7. I will never be physically stronger than him.

I am a very competitive person. Like super competitive. That being said, I have learned one very important thing: I will never be able to beat him in the strength department. Now, I know I said I learned it, but that does NOT mean I will accept it. I will fight forever just to beat him one time. Just one time. Is that too much to ask?

8. Your significant other will get to know you extremely well.

With Brandon, I literally can't hide anything. I could be putting up the best performance ever and acting as happy as I can be, but he will see right through it. This might be annoying to some people, but I think it is so amazing. Someone knows you so well that they can tell right away something is wrong. And kind of a side note to this: I learned that you aren’t truly mad if they can make you laugh . . . just saying.

9. Communicating is HUGE.

I am not one to talk about my feelings. I have never liked doing it and I don’t think I ever will, but being in a relationship is a whole different ball game. You can’t make it work without communication. Arguments will never be settled and your relationship has no chance. This is one thing I have learned to start doing. I struggled in the beginning, but have gotten so much better. This has made a huge impact on our relationship and how we work out our issues.

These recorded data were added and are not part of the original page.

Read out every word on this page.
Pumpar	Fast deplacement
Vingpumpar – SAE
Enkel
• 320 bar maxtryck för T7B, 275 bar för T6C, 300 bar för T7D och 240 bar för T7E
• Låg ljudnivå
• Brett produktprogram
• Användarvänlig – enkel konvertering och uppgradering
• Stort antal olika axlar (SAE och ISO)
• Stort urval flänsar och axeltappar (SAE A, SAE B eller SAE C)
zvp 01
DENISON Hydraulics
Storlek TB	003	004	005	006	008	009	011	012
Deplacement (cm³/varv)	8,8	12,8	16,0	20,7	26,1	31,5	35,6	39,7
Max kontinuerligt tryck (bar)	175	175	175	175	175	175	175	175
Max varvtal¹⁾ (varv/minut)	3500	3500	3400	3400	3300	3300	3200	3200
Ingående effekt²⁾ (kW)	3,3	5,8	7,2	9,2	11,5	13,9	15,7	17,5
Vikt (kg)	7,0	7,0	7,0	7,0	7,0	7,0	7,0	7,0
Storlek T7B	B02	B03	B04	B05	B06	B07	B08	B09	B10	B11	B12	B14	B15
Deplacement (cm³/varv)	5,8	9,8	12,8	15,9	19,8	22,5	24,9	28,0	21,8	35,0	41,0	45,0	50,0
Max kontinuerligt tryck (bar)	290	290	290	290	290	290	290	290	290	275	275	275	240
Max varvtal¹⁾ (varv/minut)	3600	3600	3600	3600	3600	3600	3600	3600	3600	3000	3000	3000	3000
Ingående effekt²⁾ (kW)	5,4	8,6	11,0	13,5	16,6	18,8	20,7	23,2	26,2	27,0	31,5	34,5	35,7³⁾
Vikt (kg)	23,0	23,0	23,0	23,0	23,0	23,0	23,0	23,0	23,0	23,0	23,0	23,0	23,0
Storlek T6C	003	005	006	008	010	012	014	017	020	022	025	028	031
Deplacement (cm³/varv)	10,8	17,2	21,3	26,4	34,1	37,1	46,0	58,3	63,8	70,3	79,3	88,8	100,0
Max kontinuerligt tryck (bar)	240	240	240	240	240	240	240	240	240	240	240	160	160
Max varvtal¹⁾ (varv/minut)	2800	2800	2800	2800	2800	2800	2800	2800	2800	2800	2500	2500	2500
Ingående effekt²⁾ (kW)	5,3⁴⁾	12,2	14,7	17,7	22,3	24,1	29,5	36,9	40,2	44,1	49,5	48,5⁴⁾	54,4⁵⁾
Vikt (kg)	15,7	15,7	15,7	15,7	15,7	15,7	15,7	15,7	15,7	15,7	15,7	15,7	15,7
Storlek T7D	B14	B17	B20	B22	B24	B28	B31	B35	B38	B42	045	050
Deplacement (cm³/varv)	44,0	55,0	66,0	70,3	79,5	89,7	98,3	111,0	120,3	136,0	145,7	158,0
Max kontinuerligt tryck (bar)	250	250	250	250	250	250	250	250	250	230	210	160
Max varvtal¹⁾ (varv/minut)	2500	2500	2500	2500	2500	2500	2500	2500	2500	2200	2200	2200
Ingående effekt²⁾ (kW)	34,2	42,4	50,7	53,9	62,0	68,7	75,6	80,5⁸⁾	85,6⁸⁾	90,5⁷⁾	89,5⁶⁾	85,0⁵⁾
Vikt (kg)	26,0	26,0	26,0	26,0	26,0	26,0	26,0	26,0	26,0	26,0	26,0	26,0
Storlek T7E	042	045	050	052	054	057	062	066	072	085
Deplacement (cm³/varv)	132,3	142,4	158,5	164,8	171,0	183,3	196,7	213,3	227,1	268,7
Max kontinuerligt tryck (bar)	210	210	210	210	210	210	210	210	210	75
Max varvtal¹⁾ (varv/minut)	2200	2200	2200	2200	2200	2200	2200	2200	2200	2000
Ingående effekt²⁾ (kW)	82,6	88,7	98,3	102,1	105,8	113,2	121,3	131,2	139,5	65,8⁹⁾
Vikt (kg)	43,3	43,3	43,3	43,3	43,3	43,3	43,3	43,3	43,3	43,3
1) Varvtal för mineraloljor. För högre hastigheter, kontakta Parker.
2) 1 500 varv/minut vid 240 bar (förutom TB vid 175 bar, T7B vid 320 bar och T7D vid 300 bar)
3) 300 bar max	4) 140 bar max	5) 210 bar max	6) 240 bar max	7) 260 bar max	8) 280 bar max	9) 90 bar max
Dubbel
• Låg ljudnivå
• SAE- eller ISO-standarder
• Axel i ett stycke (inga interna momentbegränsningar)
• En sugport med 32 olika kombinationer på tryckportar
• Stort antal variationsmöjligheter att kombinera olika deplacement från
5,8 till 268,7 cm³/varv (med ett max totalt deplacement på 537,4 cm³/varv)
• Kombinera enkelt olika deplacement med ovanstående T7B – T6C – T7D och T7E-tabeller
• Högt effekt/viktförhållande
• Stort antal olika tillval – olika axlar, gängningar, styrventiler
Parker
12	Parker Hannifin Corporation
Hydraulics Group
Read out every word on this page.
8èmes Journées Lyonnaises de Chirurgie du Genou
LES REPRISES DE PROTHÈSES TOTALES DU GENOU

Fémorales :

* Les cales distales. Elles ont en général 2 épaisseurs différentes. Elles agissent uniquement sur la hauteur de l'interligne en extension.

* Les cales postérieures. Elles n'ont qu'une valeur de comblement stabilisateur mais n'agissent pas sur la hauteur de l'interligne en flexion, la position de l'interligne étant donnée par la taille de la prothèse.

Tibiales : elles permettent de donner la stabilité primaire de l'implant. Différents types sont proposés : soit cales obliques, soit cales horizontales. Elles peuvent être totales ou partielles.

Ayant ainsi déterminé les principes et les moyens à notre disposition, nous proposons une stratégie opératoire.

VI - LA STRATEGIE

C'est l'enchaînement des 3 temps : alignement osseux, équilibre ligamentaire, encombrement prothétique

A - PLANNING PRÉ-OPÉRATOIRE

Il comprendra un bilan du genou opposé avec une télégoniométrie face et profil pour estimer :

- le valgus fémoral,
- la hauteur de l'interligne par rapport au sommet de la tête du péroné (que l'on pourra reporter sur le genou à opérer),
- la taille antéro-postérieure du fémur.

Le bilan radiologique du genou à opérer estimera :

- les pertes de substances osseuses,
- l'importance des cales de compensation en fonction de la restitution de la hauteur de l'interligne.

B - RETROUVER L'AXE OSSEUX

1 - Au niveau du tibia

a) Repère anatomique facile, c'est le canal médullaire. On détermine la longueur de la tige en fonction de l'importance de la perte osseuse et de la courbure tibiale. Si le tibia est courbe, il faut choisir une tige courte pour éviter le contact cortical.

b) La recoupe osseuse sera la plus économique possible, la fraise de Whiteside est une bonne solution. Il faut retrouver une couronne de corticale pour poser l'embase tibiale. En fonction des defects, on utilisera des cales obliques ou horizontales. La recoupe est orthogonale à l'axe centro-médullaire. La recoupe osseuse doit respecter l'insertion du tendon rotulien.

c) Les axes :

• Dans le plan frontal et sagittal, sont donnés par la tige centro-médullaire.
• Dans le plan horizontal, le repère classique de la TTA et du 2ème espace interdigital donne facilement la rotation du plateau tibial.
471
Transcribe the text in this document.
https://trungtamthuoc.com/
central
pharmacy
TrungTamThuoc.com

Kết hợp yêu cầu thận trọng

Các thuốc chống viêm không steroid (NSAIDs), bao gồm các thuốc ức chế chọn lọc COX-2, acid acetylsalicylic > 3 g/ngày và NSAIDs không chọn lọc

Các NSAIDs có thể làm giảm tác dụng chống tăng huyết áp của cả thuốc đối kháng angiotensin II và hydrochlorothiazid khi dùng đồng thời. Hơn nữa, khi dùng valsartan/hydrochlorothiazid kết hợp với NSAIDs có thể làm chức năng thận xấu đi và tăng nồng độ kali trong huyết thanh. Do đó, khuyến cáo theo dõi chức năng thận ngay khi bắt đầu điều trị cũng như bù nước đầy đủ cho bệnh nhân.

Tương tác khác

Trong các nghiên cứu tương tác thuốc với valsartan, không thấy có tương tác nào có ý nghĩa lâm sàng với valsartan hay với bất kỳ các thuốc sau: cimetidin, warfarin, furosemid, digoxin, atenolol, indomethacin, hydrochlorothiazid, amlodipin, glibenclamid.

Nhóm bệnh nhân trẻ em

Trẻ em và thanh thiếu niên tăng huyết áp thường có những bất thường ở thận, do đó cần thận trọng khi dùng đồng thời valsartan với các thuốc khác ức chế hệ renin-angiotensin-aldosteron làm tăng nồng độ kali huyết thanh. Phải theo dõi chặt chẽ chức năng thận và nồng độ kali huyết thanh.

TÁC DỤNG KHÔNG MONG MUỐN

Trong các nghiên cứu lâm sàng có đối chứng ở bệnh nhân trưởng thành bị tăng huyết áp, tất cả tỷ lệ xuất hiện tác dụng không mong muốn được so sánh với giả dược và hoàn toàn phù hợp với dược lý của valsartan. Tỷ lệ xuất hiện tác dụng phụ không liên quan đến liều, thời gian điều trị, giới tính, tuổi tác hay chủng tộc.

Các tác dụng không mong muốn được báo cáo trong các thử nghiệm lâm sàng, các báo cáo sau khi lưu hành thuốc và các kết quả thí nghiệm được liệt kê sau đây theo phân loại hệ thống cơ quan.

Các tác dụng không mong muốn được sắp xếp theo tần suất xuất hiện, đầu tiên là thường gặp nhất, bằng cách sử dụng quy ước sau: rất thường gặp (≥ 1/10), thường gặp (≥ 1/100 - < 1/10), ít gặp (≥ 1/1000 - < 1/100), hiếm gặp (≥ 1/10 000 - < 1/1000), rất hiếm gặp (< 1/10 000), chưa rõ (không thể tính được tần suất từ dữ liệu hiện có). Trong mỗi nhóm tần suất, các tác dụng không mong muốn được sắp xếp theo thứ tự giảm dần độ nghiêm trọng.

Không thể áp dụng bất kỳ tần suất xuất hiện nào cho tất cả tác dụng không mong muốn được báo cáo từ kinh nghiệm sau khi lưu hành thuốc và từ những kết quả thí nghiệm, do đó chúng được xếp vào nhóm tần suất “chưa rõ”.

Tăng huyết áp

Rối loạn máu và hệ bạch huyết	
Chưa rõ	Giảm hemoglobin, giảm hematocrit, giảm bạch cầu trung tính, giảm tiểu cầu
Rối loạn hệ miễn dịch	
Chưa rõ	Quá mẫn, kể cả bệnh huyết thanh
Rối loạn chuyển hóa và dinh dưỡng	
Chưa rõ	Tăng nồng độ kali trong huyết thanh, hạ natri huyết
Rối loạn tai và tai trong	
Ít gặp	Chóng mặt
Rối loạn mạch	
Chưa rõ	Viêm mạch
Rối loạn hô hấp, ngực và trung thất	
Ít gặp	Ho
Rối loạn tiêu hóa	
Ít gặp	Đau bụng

10. Don’t sleep on an argument.

Every relationship has ups and downs. Don’t be naïve and think that you won’t ever argue. The difference between those who fall apart due to arguments and those who stick together is this: they communicate the ENTIRE argument and never end with unspoken words. Getting it all out and being completely honest is the only way to settle an argument and end on good terms. Plus, you will sleep SO much better when you aren’t worrying.

11. Long distance is hard - but so worth it.

I could go on and on about this one, but I won’t, don’t worry. I did not expect being apart would be as hard as it actually is. I so wish I could’ve packed my boyfriend with me when I left for college. Despite all the sad nights and missing him like crazy, it is going to be so worth it in the long run when I can finally be with him again. I always say, "if it is meant to be it will be." And boy, do I hope it is to be.

12. You really don't realize what you have until it is gone.

On top of the long-distance thing, the saying “you don’t realize what you have until it is gone” is so true. Yes, I still have my boyfriend and we are still dating, but when I left for Syracuse, I lost the physical part of him. I didn’t realize just how much I had become accustomed to being around him all the time and being able to call him on the spot and have a spontaneous Chipotle date. I am missing him so incredibly much, but it makes me realize just how much I am in love with him, and just how much I don’t want to lose him.

After one whole year of being so in love, I wouldn’t want my life any other way. I have another person who is like family to me and I am able to be my complete self around. I have the most fun when I am with him being silly and messing around. I know I will always have him to be there for me and love me. While I have learned so much already, I know the next year with him will bring so many new things as well (and I can’t wait!!!!!).